16. El uso de una composición de conformidad con cualquiera de las reivindicaciones 1 a 14, o una formulación de conformidad con la reivindicación 15, como medio de suministro de agentes terapéuticos al estómago.

17. El uso de una composición de conformidad con cualquiera de las reivindicaciones 1 a 14, o una formulación de conformidad con la reivindicación 15, en la gastrorretención de un ingrediente activo.

18. Un método para lograr la gastrorretención, el cual comprende la administración de una composición de conformidad con cualquiera de las reivindicaciones 1 a 14, o una formulación de conformidad con la reivindicación 15, a un paciente.

19. Una método para el tratamiento o la porfilaxis de una enfermedad, el cual comprende la administración de una composición de conformidad con cualquiera de las reivindicaciones 1 a 14, o una formulación de conformidad con la reivindicación 15, la cual incluye un ingrediente activo que es eficaz contra dicha enfermedad, a un paciente en necesidad de tal tratamiento o profilaxis.

20. Un método de conformidad con la reivindicación 19, caracterizado además porque la enfermedad es del estómago y el ingrediente activo de la composición o formulación es útil en el tratamiento local de dicha enfermedad.

21. Un método para la absorción gastrointestinal mejorada de fármacos que tiene capacidad de absorción limitada en el intestino grueso, el cual comprende la administración de una composición de conformidad con cualquiera de las reivindicaciones 1 a 14, o una formulación de conformidad con la reivindicación 15, que comprende tal fármaco a un paciente.

22. El uso de una composición de conformidad con cualquiera de las reivindicaciones 1 a 14 en la elaboración de un medicamento para el tratamiento o la profilaxis de una enfermedad, el cual comprende la administración de dicha composición, que incluye un agente terapéutico que es eficaz contra dicha enfermedad, a un paciente en necesidad de tal tratamiento o profilaxis.
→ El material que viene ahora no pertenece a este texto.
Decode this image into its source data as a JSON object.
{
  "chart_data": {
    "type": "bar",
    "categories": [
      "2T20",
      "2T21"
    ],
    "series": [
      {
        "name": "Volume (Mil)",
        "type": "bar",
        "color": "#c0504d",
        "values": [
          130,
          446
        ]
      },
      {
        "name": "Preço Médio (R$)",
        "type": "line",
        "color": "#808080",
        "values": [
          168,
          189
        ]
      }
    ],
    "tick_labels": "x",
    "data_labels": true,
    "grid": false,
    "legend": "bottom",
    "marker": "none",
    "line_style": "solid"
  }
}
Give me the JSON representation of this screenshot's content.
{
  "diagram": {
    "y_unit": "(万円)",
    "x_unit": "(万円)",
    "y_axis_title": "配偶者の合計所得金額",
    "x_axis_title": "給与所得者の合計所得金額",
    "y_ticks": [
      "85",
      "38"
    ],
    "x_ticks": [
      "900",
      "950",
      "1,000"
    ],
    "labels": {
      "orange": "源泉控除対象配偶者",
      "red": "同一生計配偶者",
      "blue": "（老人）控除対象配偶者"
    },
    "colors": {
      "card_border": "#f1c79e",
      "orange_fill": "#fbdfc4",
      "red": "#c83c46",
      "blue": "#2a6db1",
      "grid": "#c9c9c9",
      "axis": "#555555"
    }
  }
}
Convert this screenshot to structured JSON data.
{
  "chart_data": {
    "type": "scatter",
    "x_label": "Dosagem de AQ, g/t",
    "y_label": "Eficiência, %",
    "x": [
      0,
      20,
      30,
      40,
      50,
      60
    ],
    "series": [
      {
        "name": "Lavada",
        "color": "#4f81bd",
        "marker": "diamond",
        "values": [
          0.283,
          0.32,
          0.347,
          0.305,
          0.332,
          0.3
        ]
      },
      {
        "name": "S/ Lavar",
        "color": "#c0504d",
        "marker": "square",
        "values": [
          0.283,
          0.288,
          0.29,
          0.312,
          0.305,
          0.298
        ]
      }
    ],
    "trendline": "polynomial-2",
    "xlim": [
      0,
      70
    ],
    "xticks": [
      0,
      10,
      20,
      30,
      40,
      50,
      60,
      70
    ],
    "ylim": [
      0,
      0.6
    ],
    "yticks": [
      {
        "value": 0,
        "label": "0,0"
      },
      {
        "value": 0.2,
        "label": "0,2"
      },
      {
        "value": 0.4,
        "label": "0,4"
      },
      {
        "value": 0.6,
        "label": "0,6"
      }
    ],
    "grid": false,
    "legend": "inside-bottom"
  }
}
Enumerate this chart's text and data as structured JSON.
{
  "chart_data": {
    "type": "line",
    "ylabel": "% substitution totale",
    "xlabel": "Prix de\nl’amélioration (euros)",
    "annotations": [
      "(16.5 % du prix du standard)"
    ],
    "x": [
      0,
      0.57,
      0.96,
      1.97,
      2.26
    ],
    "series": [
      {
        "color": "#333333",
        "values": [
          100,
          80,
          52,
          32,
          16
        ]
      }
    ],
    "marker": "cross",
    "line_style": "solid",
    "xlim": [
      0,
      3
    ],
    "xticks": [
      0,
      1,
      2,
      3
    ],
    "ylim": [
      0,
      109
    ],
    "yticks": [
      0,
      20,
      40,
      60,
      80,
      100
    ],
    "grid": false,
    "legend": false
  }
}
23. El uso de una composición de conformidad con cualquiera de las reivindicaciones 1 a 14 y la elaboración de un medicamento para su uso en un método de tratamiento de conformidad con cualquiera de las reivindicaciones 18 a 21.

24. Un equipo de piezas para su uso en el tratamiento de una infección por H. pylori, el cual incluye una composición que comprende un antagonista de H2, un inhibidor de bombeo de protones o un antiácido, y una composición de conformidad con la reivindicación 11.

25. Una procedimiento para la preparación de una composición de conformidad con cualquiera de las reivindicaciones 1 a 14, el cual comprende el secado por aspersión de una emulsión de aceite en agua o de agua en aceite en agua, la cual incluye los componentes de la composición.